Nice work! I was just playing with the inference side of things with 405B myself this weekend [0].

I'm not convinced that 'torch.cuda' is really that bad since the AMD version of PyTorch just translates that for you. More like a naming problem, than anything. Fact is that it is just as easy to grab the rocm:pytorch container, as it is the rocm:jax container.

I don't see very many numbers posted.
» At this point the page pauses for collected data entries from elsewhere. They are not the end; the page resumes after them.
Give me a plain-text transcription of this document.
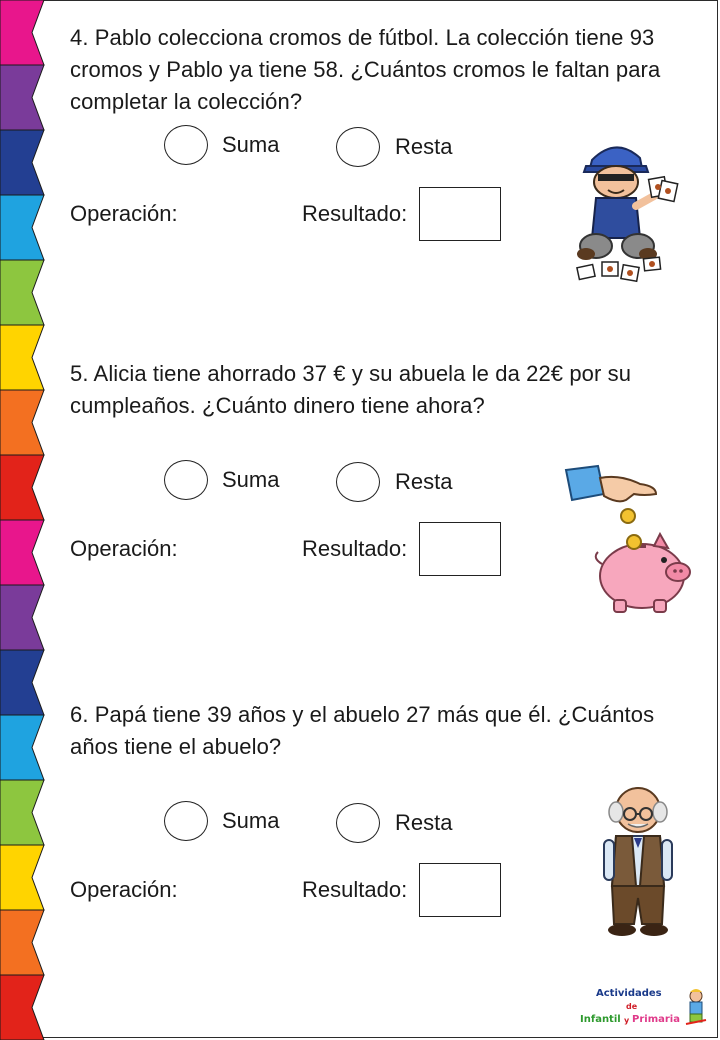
4. Pablo colecciona cromos de fútbol. La colección tiene 93 cromos y Pablo ya tiene 58. ¿Cuántos cromos le faltan para completar la colección?
Suma	Resta
Operación:	Resultado:
5. Alicia tiene ahorrado 37 € y su abuela le da 22€ por su cumpleaños. ¿Cuánto dinero tiene ahora?
Suma	Resta
Operación:	Resultado:
6. Papá tiene 39 años y el abuelo 27 más que él. ¿Cuántos años tiene el abuelo?
Suma	Resta
Operación:	Resultado:
Actividades
de
Infantil y Primaria
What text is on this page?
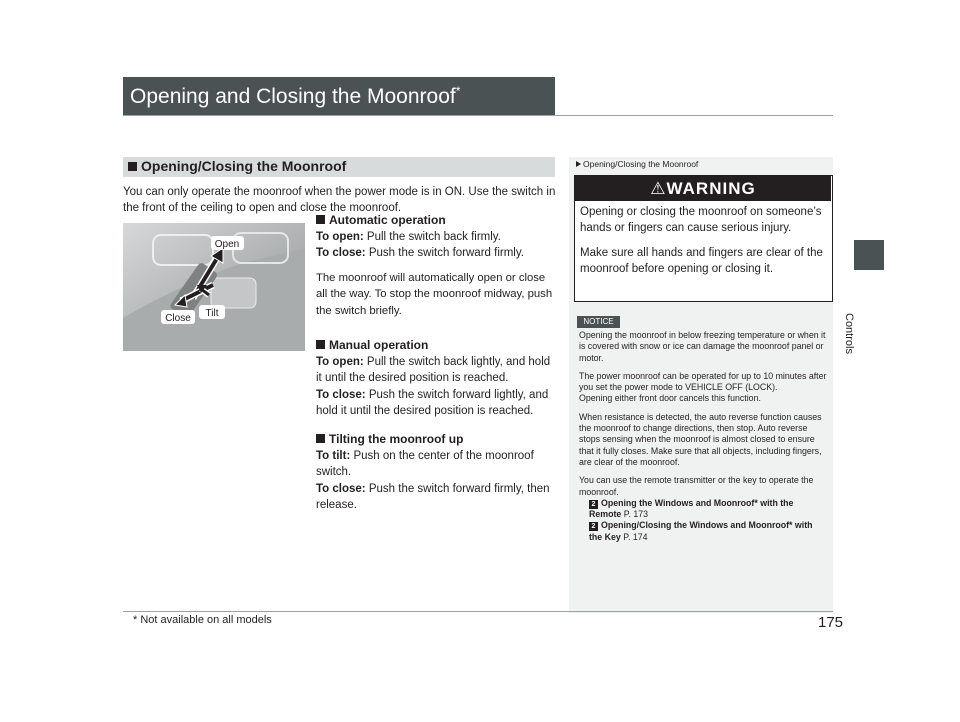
Opening and Closing the Moonroof*
Controls
Opening/Closing the Moonroof
You can only operate the moonroof when the power mode is in ON. Use the switch in the front of the ceiling to open and close the moonroof.
Open
Tilt
Close
Automatic operation
To open: Pull the switch back firmly.
To close: Push the switch forward firmly.
The moonroof will automatically open or close all the way. To stop the moonroof midway, push the switch briefly.
Manual operation
To open: Pull the switch back lightly, and hold it until the desired position is reached.
To close: Push the switch forward lightly, and hold it until the desired position is reached.
Tilting the moonroof up
To tilt: Push on the center of the moonroof switch.
To close: Push the switch forward firmly, then release.
Opening/Closing the Moonroof
⚠WARNING
Opening or closing the moonroof on someone’s hands or fingers can cause serious injury.
Make sure all hands and fingers are clear of the moonroof before opening or closing it.
NOTICE

Opening the moonroof in below freezing temperature or when it is covered with snow or ice can damage the moonroof panel or motor.

The power moonroof can be operated for up to 10 minutes after you set the power mode to VEHICLE OFF (LOCK).

Opening either front door cancels this function.

When resistance is detected, the auto reverse function causes the moonroof to change directions, then stop. Auto reverse stops sensing when the moonroof is almost closed to ensure that it fully closes. Make sure that all objects, including fingers, are clear of the moonroof.

You can use the remote transmitter or the key to operate the moonroof.

2 Opening the Windows and Moonroof* with the Remote P. 173
2 Opening/Closing the Windows and Moonroof* with the Key P. 174
* Not available on all models	175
What MFU did you get?

[0] https://x.com/HotAisle/status/1837580046732874026

  • felarof 3 hours ago

    Nice!

    I need to calculate MFU. GPU, VRAM details can be found in the repo: https://dub.sh/amd-405b-res.

    I plan to reattempt the training run next weekend and JIT the entire training step to calculate MFU then

yeahwhatever10 5 hours ago

Where is the performance data?

  • felarof 3 hours ago

    (author here, sorry for the delay in replying, was stuck in back-to-back meetings)

    I updated our github repo to include GPU, VRAM utilization data (https://github.com/felafax/felafax?tab=readme-ov-file#amd-40...)

    Note: we couldn't run the JIT-compiled version of the 405B model due to our code/VRAM constraints (we need to investigate this further). The entire training run was executed in JAX eager mode, so there is significant potential for performance improvements.

    GPU utilization across the board was still ~30-40% even with eager mode, which is quite good! With JIT, I think the GPU util can easily shoot up to ~50-60%.